Pontos principais da Carta para a Segurança Pública
A agenda propõe medidas abrangentes como controle mais rigoroso sobre a atividade policial, incluindo a responsabilização por violações de direitos, controle de armamento e munição, bem como a redução da letalidade. Também defende a desmilitarização das polícias e da vida social, sugerindo proteção imediata para crianças, adolescentes e indivíduos ameaçados. A Carta destaca a necessidade de erradicar abordagens policiais discriminatórias baseadas no perfil racial.
Os responsáveis pelo documento vêem estas propostas como um conjunto de ações concretas baseadas nas experiências vividas por aqueles que enfrentam violência e omissões estatais em seus bairros. Segundo Edna Jatobá, do Fórum Popular de Segurança Pública, algumas sugestões podem ser implementadas de imediato por meio de decisões administrativas ou mudanças em protocolos, enquanto outras necessitam de atualização legislativa e alocação de recursos, como para comunicação popular e cidadania digital.

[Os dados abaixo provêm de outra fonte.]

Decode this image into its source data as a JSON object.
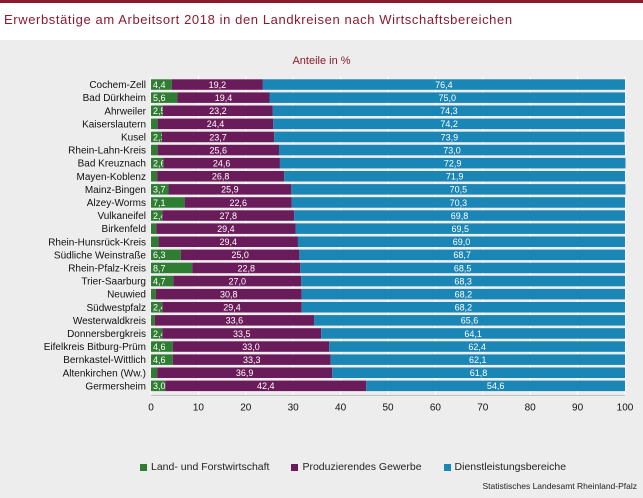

Implementação e Compromisso Político
O objetivo é transformar a agenda em compromissos políticos firmados por candidatos a diferentes níveis de governo. A proposta será apresentada a candidatos à Presidência, ao Congresso Nacional e aos governos estaduais, identificando as responsabilidades de cada órgão público na execução das medidas. Segundo Jatobá, a implementação exige que estas propostas sejam incorporadas em planos de segurança, orçamentos e protocolos de atuação, além do acompanhamento contínuo por parte da sociedade civil.
Participação Popular e Controle Social
A articulação conjunta de mais de 16 estados ressalta a necessidade de fortalecer a participação popular e o controle social na gestão da segurança pública. A Conferência Popular evidenciou a capacidade da população em propor soluções efetivas para a segurança, fomentando o desenvolvimento de indicadores que permitam cobrar dos governos o andamento e eficácia das medidas implantadas.
Entre os 27 pontos propostos pelo grupo, destacam-se medidas como a proteção integral para defensores de direitos humanos, regulação democrática das plataformas digitais e a promoção de cidadania digital, com foco na proteção de crianças, adolescentes e comunidades tradicionais.
O envolvimento da sociedade e movimentos sociais é visto como crucial para garantir a transparência e a responsabilidade na implementação dessas propostas. Estes grupos buscam atuar como fiscais e pressionar por políticas que visem, de fato, a redução da violência e a proteção dos direitos humanos.
Esta agenda inovadora busca transformar a segurança pública em um sistema justo e eficaz, que prioriza a vida, a redução da violência, o combate ao racismo e às desigualdades sociais.